Commerzbank strategists said the time was right to start cutting back investments in peripheral debt as current low yield levels tested technical supports and the Spanish political risks mounted.
“Uncertainty from the accusations (against Rajoy) has the potential to weigh on sentiment, giving investors second thoughts about overweight positions in the periphery in general and Spain in particular at current spread levels,” they said in a note to clients.
Rajoy denies any wrongdoing.
German Bund futures, often used as a hedge against a flare-up in the region’s weaker sovereigns, trimmed early losses when Spanish and Italian bonds started trading but, at 141.78, remained 23 ticks lower than at Friday’s settlement.

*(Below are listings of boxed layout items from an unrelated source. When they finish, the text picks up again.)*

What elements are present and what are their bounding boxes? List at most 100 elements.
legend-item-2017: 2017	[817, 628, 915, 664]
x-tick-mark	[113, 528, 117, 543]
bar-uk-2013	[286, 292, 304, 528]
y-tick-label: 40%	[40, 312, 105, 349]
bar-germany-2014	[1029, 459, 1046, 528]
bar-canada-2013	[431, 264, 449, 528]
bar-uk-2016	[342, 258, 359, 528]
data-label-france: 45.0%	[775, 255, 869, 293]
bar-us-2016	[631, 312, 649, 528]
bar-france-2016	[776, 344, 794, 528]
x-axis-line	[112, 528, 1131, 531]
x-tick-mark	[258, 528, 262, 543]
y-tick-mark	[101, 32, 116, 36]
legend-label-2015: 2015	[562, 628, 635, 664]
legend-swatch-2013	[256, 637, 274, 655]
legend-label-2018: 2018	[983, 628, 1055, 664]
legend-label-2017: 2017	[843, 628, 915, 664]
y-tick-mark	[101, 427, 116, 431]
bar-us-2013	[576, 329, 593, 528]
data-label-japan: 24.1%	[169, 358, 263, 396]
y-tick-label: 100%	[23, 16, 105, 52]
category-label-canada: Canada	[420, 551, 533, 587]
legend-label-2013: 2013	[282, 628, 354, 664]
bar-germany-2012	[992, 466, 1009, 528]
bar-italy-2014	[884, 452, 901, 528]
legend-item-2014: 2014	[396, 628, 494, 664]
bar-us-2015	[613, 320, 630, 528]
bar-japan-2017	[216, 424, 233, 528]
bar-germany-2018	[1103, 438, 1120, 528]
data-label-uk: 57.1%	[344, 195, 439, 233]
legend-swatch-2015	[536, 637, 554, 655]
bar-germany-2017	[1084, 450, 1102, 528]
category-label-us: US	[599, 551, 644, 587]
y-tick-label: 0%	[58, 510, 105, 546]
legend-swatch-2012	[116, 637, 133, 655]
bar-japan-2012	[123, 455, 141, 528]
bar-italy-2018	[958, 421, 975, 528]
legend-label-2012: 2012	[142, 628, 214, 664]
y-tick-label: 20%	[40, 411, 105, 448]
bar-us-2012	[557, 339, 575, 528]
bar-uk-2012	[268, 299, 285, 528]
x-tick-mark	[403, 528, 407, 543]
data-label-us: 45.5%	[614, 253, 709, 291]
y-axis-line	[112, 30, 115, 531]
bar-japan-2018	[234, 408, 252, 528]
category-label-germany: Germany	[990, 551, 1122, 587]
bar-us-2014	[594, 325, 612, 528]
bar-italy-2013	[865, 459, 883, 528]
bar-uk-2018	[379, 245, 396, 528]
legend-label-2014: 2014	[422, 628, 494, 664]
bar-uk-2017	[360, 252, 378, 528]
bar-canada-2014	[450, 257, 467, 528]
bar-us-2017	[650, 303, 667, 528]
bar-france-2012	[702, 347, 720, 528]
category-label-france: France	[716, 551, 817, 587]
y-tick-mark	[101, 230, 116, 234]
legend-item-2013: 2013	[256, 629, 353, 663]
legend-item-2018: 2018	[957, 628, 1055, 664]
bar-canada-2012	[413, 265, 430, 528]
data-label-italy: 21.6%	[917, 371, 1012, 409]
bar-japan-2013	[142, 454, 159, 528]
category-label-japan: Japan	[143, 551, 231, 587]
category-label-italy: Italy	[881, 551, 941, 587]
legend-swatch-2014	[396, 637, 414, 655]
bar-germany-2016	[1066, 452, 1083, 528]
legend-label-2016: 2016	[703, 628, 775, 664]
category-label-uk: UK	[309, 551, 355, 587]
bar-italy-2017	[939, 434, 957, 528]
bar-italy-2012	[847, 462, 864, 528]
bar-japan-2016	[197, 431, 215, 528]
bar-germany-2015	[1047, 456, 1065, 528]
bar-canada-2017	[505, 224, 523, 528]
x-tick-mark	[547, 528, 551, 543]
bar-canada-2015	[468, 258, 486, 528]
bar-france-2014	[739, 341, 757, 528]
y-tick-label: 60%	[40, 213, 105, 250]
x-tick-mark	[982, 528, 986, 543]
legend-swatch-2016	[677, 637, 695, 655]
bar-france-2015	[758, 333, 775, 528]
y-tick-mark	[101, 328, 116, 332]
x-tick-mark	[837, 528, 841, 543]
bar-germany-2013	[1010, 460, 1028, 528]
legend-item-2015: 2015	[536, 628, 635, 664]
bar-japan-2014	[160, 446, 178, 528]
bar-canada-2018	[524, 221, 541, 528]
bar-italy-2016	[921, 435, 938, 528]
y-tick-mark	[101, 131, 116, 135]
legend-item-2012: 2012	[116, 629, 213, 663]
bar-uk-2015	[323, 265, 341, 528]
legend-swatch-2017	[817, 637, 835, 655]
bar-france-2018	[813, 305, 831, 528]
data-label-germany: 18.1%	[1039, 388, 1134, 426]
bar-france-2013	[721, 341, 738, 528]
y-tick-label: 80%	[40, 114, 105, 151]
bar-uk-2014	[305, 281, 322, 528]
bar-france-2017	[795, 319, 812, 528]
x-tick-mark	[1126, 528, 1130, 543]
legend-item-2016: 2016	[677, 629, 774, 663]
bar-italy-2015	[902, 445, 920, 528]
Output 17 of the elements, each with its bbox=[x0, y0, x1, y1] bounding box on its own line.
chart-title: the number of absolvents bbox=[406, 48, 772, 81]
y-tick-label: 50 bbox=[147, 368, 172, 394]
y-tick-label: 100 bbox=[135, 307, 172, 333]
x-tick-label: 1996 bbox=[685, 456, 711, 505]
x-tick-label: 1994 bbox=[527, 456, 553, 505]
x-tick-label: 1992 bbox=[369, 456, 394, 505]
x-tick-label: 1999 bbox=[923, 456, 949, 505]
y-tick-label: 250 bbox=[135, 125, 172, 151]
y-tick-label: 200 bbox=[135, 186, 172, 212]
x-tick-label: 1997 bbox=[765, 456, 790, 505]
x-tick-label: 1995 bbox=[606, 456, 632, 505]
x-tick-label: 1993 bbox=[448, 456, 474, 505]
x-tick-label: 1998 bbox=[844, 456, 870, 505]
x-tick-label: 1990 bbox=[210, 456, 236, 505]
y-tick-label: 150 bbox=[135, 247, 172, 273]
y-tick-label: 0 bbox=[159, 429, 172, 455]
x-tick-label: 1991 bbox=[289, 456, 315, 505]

Much of that fall can be attributed to a steep selloff in U.S. Treasuries late on Friday after labour market and manufacturing data showed recovery in the world’s largest economy remained on track.
“Sentiment still remains pretty negative for Bunds. We’re testing support around 1.7 percent. To get through that level we’re going to need to see further signs of improving sentiment towards the euroland economy,” said Nick Stamenkovic, strategist at RIA Capital Markets.
Any rally in Bunds was likely to be used by others as a chance to sell but the potential for another major selloff remained limited due to the sheer scale of recent falls, Stamenkovic said.
The 10-year German yield was last at 1.69 percent, 2 bps higher on the day and 32 bps up compared to levels seen on the final trading session of 2012.